One person who knows about this is Myles Bertrand, Managing Director, APAC, for Mambu, a cloud banking platform. Myles has over 20 years’ experience in software solutions, with his key strengths in payments and transactional banking. He has worked across several industries, including banking, wealth, telecommunications retail and insurance, and has been at Mambu since 2018.
Mambu has recently entered into a partnership with Ranqx, an SME loan origination and credit underwriting platform, with the aim of improving the efficiency of loan applications for SMEs and accelerate the flow of funds to customers. Here, Myles discusses the benefits of this partnership and the importance of collaboration in the fintech world.
The world of technology has always been fiercely competitive, with rival tech firms often competing in similar product spaces or for the same customer pool. However, new players in the world of fintech are shaking up this old-school model, and achieving success thanks to clever collaboration and strategic partnerships – working together to meet common goals rather than fighting for the same piece of (customer) pie.

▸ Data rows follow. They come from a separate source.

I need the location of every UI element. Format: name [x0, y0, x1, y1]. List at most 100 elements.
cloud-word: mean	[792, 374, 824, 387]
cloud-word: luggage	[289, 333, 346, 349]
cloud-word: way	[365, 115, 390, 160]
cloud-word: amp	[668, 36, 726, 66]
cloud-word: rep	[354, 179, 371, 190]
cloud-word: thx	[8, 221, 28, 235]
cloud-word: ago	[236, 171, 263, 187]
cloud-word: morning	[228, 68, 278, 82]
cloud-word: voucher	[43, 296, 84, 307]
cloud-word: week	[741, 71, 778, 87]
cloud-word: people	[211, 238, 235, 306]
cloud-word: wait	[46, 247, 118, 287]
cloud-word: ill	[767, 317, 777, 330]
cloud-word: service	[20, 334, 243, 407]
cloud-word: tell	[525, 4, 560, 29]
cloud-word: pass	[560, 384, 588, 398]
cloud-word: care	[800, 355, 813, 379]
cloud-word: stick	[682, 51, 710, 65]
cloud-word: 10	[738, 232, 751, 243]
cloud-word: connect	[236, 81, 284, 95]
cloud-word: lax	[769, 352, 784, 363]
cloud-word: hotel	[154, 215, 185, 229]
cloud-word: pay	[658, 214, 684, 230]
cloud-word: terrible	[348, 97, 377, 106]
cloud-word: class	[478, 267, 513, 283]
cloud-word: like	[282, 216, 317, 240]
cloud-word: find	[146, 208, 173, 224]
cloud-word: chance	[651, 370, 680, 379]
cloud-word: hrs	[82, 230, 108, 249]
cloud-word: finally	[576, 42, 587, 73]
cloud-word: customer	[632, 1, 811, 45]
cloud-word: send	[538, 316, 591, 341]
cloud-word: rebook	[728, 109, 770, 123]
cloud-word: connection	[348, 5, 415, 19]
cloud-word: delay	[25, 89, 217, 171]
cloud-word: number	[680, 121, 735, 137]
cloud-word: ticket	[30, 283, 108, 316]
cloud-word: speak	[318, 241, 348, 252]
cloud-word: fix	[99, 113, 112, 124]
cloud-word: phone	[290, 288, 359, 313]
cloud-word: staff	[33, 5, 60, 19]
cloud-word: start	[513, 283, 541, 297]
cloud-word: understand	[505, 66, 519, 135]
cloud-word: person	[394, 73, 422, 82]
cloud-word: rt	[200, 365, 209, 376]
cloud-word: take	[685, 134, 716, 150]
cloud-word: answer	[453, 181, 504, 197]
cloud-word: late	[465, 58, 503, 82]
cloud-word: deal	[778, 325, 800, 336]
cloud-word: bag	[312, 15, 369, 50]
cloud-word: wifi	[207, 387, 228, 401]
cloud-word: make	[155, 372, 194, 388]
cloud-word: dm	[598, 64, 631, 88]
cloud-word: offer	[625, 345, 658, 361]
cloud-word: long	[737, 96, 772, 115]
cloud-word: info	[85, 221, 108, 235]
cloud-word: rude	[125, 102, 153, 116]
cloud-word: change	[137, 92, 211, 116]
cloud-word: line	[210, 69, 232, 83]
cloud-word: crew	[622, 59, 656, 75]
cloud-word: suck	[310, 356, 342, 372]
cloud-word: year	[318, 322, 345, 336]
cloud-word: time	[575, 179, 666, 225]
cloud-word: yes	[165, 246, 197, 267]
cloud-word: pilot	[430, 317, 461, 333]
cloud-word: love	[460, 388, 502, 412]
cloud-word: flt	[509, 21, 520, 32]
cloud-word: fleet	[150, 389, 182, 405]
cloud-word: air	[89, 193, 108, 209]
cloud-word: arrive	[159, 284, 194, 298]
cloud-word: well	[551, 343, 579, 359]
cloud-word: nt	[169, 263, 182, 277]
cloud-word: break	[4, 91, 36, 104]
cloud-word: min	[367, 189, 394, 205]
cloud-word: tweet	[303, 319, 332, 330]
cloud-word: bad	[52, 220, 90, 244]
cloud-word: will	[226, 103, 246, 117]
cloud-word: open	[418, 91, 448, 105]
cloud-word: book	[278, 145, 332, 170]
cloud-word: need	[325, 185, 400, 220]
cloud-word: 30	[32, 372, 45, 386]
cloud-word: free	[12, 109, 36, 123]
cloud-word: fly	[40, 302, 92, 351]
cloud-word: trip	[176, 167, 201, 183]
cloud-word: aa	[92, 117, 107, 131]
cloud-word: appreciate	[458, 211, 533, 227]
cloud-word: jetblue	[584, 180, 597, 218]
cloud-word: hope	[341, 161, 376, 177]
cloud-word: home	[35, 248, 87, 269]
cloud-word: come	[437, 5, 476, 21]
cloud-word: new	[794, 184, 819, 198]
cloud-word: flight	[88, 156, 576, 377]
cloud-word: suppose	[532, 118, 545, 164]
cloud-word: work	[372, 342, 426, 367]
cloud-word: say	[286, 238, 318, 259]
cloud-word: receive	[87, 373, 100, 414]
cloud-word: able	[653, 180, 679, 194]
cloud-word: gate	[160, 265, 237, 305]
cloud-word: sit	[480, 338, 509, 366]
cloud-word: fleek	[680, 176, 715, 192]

A great example of an effective fintech partnership in action is the recent collaboration between global SaaS cloud banking platform Mambu, and NZ-based digital lending platform Ranqx. Mambu and Ranqx formed a partnership with the aim of improving the efficiency of SME loan applications for SME banks and lenders, reducing the time and cost associated with manual loan processing, and accelerating the flow of funds to end-users.
When asked why Ranqx entered into a partnership with Mambu, CEO Dave Lewis explains, “Ranqx and Mambu share great synergy in that we’re both offering cloud-native and API first solutions in the financial services space, and we’re also both looking at ways to assist a similar customer base. And the tech solutions we offer are different but complementary. Coming together in this partnership allows us to accelerate the digital SME lending innovation that banks and lenders are seeking globally, and allows us both to scale at pace.”
Ben Goldin, CTO/CPO at Mambu, adds, “Ranqx’s innovative digital lending platform removes the manual processes inherent with traditional loan applications for small and medium-sized enterprises, resulting in cost savings of up to 80 per cent and allowing SME banks and lenders to assess and approve loan applications within five minutes, in a fully digital customer experience. This is the kind of innovative tech that Mambu loves to partner with and we look forward to working together to help our mutual customers.”
With a reputation for being fast-moving and agile, fintechs have an inherent ability to innovate and respond to change rapidly, something that larger, more established companies – be they banks or more traditional-style technology companies – can only dream of.
High-performing fintechs like Mambu and Ranqx are able to leverage their agility, pivot when and as required, and work with their customers to build digital banking solutions within weeks, rather than months or years. In a partnership like this, each organisation brings their own particular expertise to the relationship – there’s no need to reinvent the wheel and develop new products or capabilities when your fintech partner already brings these to the party. At Mambu we see building strategic partnerships with innovative and best-in-class fintechs like Ranqx as a no-brainer.
“Partnerships play a key role in our business strategy and we actively seek out synergistic relationships. Being able to seamlessly partner with adjacent technology means that innovation, speed of deployment and cost savings can be delivered to banks and lenders at scale,” adds Lewis
Of course, partnerships and collaboration are not the exclusive domain of fintechs, with many banks and financial institutions – particularly challenger banks and neobanks – working to cultivate a trusted network of partners in the fintech ecosystem as they develop new products and services. These challengers operate like fintechs rather than traditional banks, leveraging technology like APIs, and running lean and nimble operations.
Partnerships are incredibly valuable in the fintech space and will continue to drive innovation in the sector.